For HLA-DQB1, both tumour and stromal protein level were considered (n = 389, Fig. 4a). Of note, some tumours had scattered HLA-DQB1 staining patterns, with positive staining in Langerhans cells (Fig. 4a). HLA-DQB1low tumours were significantly associated with high FIGO stage (p < 0.001), tumour diameter >4 cm (p = 0.04), high histological grade (p = 0.03) and no or intermediate inflammatory reaction (p = 0.03) (Table 2). Further, HLA-DQB1low tumours were associated with poor DSS (Fig. 4b, p = 0.001, HR = 2.25); also when including FIGO stage and vascular space invasion in multivariate analyses (adjusted HR = 2.50; 95% CI: 1.29–4.87, p = 0.007, Supplementary Table 7). HLA-DQB1 expression was associated with a high ESTIMATE stromal cell infiltration score (p = 0.02) (Fig. 2c), and, interestingly, low stromal HLA-DQB1 levels associated strongly with poor survival (p = 0.003, HR 2.28, 95% CI 1.29–4.01, data not shown). HLA-DQB1 protein levels were significantly correlated with HLA-DBQ1 mRNA levels (p = 0.02, Fig. 4d).

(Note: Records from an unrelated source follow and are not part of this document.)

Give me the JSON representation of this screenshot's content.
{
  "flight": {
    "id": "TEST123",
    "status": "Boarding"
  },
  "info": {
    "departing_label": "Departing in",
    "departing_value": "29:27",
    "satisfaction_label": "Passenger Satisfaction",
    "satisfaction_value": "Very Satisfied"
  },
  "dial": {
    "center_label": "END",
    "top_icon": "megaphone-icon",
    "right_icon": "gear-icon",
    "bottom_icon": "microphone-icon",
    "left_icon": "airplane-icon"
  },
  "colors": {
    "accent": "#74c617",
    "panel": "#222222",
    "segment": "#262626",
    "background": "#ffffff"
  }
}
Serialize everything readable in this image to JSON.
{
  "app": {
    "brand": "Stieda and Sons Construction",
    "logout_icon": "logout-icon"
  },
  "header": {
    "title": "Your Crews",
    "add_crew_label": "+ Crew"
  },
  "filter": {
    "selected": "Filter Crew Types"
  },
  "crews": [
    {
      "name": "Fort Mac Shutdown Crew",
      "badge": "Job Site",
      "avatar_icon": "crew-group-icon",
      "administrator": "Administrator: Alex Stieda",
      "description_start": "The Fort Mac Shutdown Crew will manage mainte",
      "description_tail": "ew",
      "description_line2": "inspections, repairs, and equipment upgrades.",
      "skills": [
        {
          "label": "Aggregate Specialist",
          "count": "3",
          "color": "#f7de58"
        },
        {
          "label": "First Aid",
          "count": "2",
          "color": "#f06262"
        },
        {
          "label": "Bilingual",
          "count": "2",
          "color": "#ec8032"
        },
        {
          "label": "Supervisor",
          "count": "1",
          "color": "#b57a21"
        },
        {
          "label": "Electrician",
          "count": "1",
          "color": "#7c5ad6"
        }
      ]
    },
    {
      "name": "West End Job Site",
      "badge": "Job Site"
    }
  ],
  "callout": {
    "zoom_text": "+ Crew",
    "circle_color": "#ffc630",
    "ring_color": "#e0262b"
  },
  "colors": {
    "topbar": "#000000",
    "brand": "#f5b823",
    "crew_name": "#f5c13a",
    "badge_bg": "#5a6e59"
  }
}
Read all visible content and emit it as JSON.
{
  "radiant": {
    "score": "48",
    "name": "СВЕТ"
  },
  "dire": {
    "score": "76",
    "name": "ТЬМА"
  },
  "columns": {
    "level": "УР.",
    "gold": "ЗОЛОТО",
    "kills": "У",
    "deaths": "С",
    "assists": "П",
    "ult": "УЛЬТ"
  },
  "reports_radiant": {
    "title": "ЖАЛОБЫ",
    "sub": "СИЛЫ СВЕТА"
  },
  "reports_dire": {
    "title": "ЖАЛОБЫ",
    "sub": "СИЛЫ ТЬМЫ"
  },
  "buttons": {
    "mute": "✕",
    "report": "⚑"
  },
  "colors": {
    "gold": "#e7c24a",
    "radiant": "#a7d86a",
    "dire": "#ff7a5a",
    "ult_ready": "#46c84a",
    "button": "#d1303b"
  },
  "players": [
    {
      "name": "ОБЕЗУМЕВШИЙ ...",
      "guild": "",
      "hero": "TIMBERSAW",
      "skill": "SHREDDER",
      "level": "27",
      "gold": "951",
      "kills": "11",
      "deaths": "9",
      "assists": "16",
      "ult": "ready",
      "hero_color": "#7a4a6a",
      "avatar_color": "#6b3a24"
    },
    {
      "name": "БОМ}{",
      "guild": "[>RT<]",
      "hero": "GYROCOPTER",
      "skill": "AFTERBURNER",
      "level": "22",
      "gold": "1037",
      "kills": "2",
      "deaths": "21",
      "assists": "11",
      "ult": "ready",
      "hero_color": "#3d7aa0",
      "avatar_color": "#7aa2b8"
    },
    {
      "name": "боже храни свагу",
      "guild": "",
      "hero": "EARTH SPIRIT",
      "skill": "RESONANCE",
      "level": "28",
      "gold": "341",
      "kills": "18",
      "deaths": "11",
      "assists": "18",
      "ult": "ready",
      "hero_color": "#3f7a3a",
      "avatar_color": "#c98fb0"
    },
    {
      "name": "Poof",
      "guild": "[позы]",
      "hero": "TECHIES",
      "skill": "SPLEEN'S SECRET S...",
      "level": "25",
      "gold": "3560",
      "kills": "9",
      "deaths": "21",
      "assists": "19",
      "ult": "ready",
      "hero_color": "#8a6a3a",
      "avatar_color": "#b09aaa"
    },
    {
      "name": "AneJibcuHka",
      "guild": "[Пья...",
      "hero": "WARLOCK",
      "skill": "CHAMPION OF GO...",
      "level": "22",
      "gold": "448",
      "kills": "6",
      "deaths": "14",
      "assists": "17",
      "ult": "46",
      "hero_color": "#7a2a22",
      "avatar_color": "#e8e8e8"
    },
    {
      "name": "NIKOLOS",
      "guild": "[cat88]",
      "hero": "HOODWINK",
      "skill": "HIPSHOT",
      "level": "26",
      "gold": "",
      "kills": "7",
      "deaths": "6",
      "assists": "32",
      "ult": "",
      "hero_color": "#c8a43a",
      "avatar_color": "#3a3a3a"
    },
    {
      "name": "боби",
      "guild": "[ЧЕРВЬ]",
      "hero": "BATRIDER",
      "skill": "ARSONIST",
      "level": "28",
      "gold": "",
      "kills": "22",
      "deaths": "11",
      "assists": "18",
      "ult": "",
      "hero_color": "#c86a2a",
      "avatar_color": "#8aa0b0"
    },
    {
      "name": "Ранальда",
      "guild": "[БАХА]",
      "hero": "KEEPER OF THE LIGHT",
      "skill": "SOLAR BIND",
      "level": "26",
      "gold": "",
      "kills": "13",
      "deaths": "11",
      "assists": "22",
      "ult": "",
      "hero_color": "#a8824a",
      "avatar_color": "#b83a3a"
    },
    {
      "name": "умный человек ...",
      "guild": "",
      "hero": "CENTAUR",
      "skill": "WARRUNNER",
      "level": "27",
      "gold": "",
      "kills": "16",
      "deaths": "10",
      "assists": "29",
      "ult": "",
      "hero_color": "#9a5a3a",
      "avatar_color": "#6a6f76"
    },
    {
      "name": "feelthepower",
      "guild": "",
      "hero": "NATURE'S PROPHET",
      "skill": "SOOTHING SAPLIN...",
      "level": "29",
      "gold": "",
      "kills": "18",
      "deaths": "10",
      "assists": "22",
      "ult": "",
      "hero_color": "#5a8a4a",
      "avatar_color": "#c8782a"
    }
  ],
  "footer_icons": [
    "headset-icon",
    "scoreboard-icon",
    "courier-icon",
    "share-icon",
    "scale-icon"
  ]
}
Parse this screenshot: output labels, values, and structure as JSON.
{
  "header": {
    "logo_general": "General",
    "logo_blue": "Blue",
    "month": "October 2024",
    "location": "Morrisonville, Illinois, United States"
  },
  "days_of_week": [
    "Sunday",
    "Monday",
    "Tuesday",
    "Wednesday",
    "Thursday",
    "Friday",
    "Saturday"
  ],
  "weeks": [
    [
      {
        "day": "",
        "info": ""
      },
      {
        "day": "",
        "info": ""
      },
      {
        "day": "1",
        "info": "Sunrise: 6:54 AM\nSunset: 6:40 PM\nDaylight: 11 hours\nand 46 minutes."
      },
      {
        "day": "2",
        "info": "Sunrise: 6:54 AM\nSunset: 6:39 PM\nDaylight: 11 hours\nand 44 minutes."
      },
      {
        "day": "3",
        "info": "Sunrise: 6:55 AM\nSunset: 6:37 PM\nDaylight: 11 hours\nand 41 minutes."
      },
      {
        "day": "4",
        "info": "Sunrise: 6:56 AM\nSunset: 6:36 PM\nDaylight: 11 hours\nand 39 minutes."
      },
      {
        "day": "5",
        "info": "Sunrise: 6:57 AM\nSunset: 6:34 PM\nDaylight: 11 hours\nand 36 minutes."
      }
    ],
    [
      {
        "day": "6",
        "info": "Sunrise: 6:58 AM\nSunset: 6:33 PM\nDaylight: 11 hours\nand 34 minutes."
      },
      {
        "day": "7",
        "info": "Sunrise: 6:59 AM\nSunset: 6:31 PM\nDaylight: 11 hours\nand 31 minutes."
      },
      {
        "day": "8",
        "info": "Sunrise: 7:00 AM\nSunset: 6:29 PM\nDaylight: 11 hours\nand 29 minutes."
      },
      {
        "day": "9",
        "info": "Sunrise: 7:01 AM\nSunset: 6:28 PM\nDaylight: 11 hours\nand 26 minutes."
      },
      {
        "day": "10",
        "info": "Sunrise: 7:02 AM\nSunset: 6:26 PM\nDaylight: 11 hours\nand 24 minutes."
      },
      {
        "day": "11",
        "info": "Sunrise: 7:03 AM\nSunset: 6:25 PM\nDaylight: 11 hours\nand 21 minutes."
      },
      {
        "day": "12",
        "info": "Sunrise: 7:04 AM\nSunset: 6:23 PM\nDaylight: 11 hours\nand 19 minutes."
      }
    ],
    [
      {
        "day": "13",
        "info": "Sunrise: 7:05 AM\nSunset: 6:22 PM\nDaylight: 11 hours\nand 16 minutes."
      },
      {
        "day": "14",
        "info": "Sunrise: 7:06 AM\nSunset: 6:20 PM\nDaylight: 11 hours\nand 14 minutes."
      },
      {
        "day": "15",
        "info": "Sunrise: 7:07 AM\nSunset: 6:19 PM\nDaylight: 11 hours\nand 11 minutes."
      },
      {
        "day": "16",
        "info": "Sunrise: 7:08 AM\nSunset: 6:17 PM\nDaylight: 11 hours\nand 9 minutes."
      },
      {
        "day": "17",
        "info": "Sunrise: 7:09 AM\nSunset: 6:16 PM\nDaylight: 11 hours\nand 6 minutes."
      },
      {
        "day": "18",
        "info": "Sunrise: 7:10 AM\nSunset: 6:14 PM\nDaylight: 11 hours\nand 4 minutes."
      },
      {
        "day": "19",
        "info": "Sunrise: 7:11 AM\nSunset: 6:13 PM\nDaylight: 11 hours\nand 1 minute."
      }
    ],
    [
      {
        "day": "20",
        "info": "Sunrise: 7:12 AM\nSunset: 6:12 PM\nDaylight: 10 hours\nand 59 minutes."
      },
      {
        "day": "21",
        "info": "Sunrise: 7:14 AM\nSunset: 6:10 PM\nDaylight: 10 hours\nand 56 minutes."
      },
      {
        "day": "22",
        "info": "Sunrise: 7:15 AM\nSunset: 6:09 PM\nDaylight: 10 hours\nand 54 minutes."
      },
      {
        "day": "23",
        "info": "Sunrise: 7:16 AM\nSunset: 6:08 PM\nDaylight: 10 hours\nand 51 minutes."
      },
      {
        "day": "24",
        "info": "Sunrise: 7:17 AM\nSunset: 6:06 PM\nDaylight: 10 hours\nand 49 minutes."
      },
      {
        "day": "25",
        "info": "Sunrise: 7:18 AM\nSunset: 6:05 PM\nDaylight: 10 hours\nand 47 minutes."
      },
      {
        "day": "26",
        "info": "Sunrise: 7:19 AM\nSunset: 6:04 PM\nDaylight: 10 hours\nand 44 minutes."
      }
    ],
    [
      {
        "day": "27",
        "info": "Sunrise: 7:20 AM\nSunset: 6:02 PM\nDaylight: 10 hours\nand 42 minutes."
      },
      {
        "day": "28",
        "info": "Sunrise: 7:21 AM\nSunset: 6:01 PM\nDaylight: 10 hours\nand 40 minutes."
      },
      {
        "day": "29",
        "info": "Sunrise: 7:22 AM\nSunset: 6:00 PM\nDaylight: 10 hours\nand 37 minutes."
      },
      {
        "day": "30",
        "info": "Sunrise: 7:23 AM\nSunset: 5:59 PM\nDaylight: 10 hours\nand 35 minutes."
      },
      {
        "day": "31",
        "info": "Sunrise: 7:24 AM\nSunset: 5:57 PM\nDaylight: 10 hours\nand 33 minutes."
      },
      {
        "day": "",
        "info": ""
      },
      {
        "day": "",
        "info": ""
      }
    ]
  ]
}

Fig. 4. HLA-DQB1 protein levels relative to survival, stromal signature score and mRNA expression.

Fig. 4

a Cancer tissue sections stained with HLA-DQB1 antibody with staining index (SI) score 0–2 (low) and 3–9 (high). b Disease-specific survival for cervical cancer patients relative to HLA-DQB1 protein expression levels represented by Kaplan–Meier curves with probability values for Mantel–Cox log-rank test that compares categories. The number of patients and events are given within parentheses (patients/events). c Stromal signature score relative to HLA-DQB1 protein expression level in 67 tumours with overlapping transcriptional and immunohistochemical (tumour and stroma) data. d mRNA levels of HLA-DQB1 gene (log 2 transformed) relative to HLA-DQB1 protein levels.

Table 2.

HLA-DQB1 protein levels in tumour and stroma related to clinicopathological characteristics for 389 cervical carcinoma cases with evaluable results.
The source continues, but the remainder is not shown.